Bases Loaded & Lee Trevino's Fighting Golf retrospective: Burning fight | NES Works #083

This episode focuses on perception, especially vis-a-vis Bases Loaded. A certain demographic of NES owners LOVES Bases Loaded. However, in my experience, people who discovered the NES later (when better and better-looking baseball sims were available for the console) tend to find it lacking and shallow. And then there is the Japanese Famicom owner's perspective, in which Bases Loaded (aka Moero!! Pro Yakyuu) is almost universally reviled. How could so many people hold such contradictory points of view? This episode delves deeply into that question. This episode also talks about Lee Trevino's Fighting Golf. (Yes, I am aware of The Simpsons' parody. No, it's not germane to this discussion.) Video Works is funded via Patreon (http://www.patreon.com/gamespite) — support the show and get access to every episode up to two weeks in advance of its YouTube debut! Plus, exclusive podcasts, eBooks, and more!
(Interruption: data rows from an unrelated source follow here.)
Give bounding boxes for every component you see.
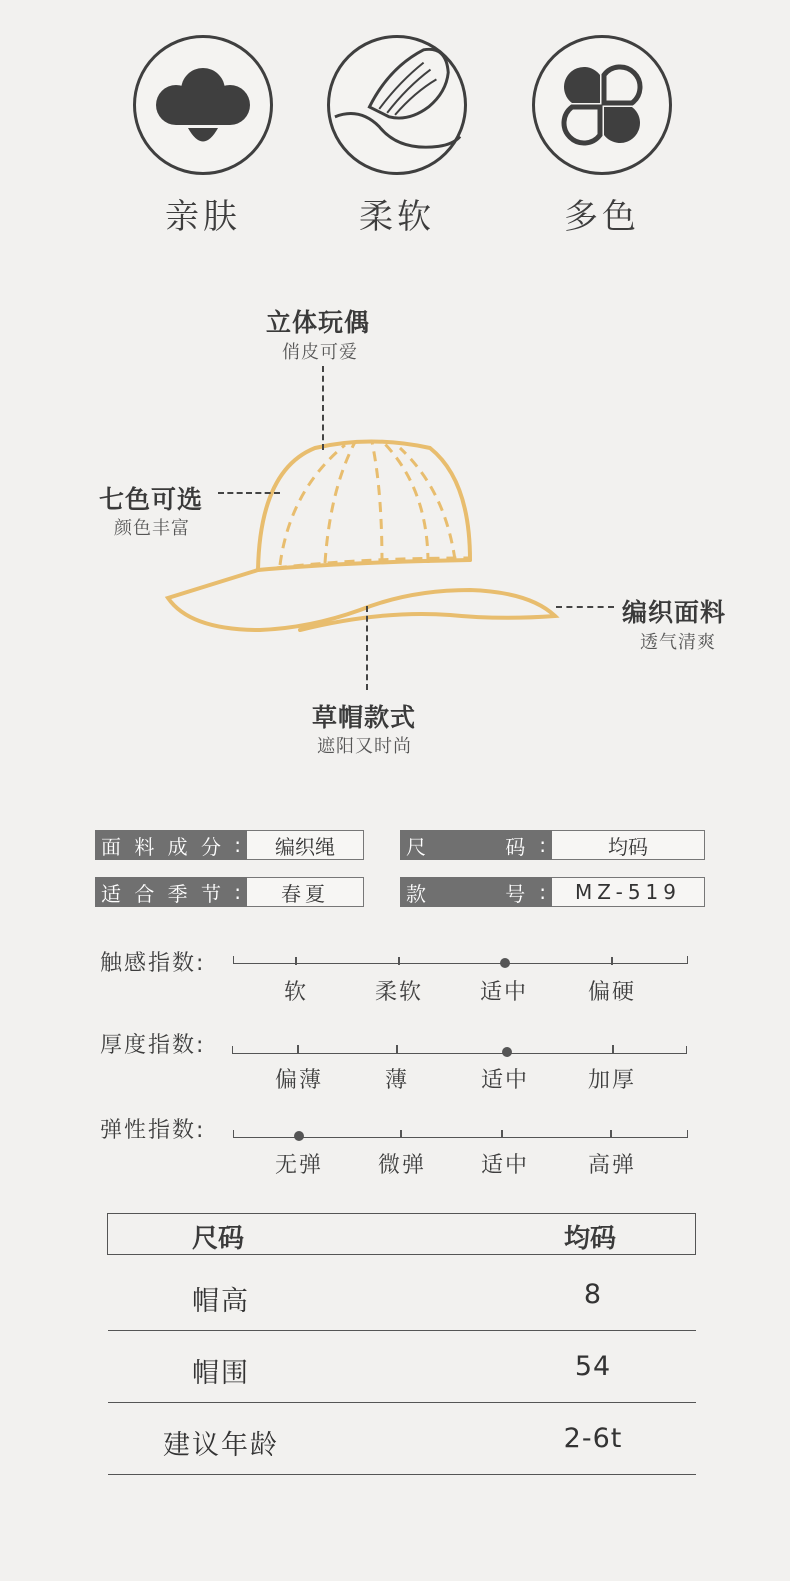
callout-bottom-subtitle: 遮阳又时尚 [317, 736, 412, 757]
spec-value: 均码 [552, 830, 705, 860]
size-row-label: 帽高 [192, 1286, 250, 1317]
callout-bottom-line [366, 606, 368, 690]
scale-tick [398, 957, 400, 965]
feature-label: 亲肤 [165, 197, 241, 237]
callout-left-title: 七色可选 [99, 485, 204, 514]
scale-tick [297, 1045, 299, 1053]
scale-marker [502, 1047, 512, 1057]
feature-label: 柔软 [359, 197, 435, 237]
scale-option: 软 [283, 980, 308, 1005]
callout-right-subtitle: 透气清爽 [640, 632, 716, 653]
callout-right-title: 编织面料 [622, 598, 727, 627]
scale-option: 加厚 [587, 1068, 636, 1093]
scale-option: 微弹 [377, 1153, 426, 1178]
size-row-value: 54 [574, 1351, 612, 1382]
size-row-value: 8 [583, 1279, 603, 1310]
scale-tick [612, 1045, 614, 1053]
spec-key-char: 码 [505, 834, 526, 859]
scale-track [232, 1046, 687, 1054]
callout-top-line [322, 366, 324, 450]
feature-label: 多色 [564, 197, 640, 237]
spec-material [95, 830, 364, 860]
scale-option: 适中 [480, 1068, 529, 1093]
callout-top-subtitle: 俏皮可爱 [282, 342, 358, 363]
spec-key-char: 适 [101, 881, 121, 906]
spec-season [95, 877, 364, 907]
spec-key-char: 成 [167, 834, 188, 859]
scale-option: 偏薄 [274, 1068, 323, 1093]
feature-soft [322, 35, 472, 238]
feature-multicolor [527, 35, 677, 238]
scale-option: 偏硬 [587, 980, 636, 1005]
hand-touch-icon [327, 35, 467, 175]
feature-skin-friendly [128, 35, 278, 238]
table-row [108, 1259, 696, 1331]
spec-key [95, 877, 247, 907]
scale-marker [500, 958, 510, 968]
spec-key-char: 款 [406, 881, 426, 906]
spec-value: 编织绳 [247, 830, 364, 860]
scale-tick [400, 1130, 402, 1138]
spec-key-char: : [539, 833, 546, 857]
scale-tick [610, 1130, 612, 1138]
scale-tick [611, 957, 613, 965]
spec-value: MZ-519 [552, 877, 705, 907]
scale-track [233, 956, 688, 964]
spec-style-number [400, 877, 705, 907]
spec-key-char: 尺 [406, 834, 426, 859]
scale-tick [396, 1045, 398, 1053]
scale-tick [295, 957, 297, 965]
scale-option: 薄 [384, 1068, 409, 1093]
spec-size [400, 830, 705, 860]
scale-title: 触感指数: [100, 951, 206, 976]
scale-title: 厚度指数: [100, 1033, 206, 1058]
spec-key [95, 830, 247, 860]
callout-right-line [556, 606, 614, 608]
callout-left-line [218, 492, 280, 494]
scale-tick [501, 1130, 503, 1138]
table-row [108, 1403, 696, 1475]
size-header-value: 均码 [564, 1224, 617, 1254]
spec-key [400, 830, 552, 860]
scale-option: 适中 [479, 980, 528, 1005]
size-row-label: 帽围 [192, 1358, 250, 1389]
scale-marker [294, 1131, 304, 1141]
spec-key-char: : [234, 833, 241, 857]
scale-title: 弹性指数: [100, 1118, 206, 1143]
size-header-label: 尺码 [192, 1224, 245, 1254]
spec-key-char: 合 [134, 881, 155, 906]
scale-option: 高弹 [587, 1153, 636, 1178]
scale-option: 柔软 [374, 980, 423, 1005]
size-row-label: 建议年龄 [163, 1430, 279, 1461]
spec-key-char: 号 [505, 881, 526, 906]
table-row [108, 1331, 696, 1403]
spec-key-char: 分 [200, 834, 221, 859]
scale-option: 适中 [480, 1153, 529, 1178]
spec-key-char: : [234, 880, 241, 904]
callout-top-title: 立体玩偶 [266, 308, 371, 337]
spec-value: 春夏 [247, 877, 364, 907]
spec-key [400, 877, 552, 907]
size-row-value: 2-6t [563, 1423, 623, 1454]
hat-illustration [150, 430, 570, 645]
callout-left-subtitle: 颜色丰富 [114, 518, 190, 539]
spec-key-char: 季 [167, 881, 188, 906]
four-leaf-icon [532, 35, 672, 175]
scale-option: 无弹 [274, 1153, 323, 1178]
callout-bottom-title: 草帽款式 [312, 703, 417, 732]
spec-key-char: 面 [101, 834, 121, 859]
spec-key-char: 料 [134, 834, 155, 859]
spec-key-char: : [539, 880, 546, 904]
cotton-icon [133, 35, 273, 175]
spec-key-char: 节 [200, 881, 221, 906]
size-table-header [107, 1213, 696, 1255]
Production notes: - NES and Famicom footage in this episode was captured from @Analogue Nt / Nt Mini / Nt Mini Noir via RGB out. - Neo Geo footage was captured from a consolized MVS. - Standard definition video upscaled to 720 with xRGB Mini Framemeister and @Retro Tink 5X.

Comments

Beefington von Barnstorm

I get real "cardassian trying to kill me with a baseball" vibes from that box art which I think was the plot of an episode of deep space nine

Sven Mascarenhas

Football also hit a few ratings peaks in the mid-80s - Miami beating the 85 Bears on MNF is still the highest-rated regular-season NFL game, for instance, and I think that there's a Miami / Notre Dame game from a couple years later that has the regular-season viewership record for college football (not Catholics v Convicts, the sequel in prime time where Miami won).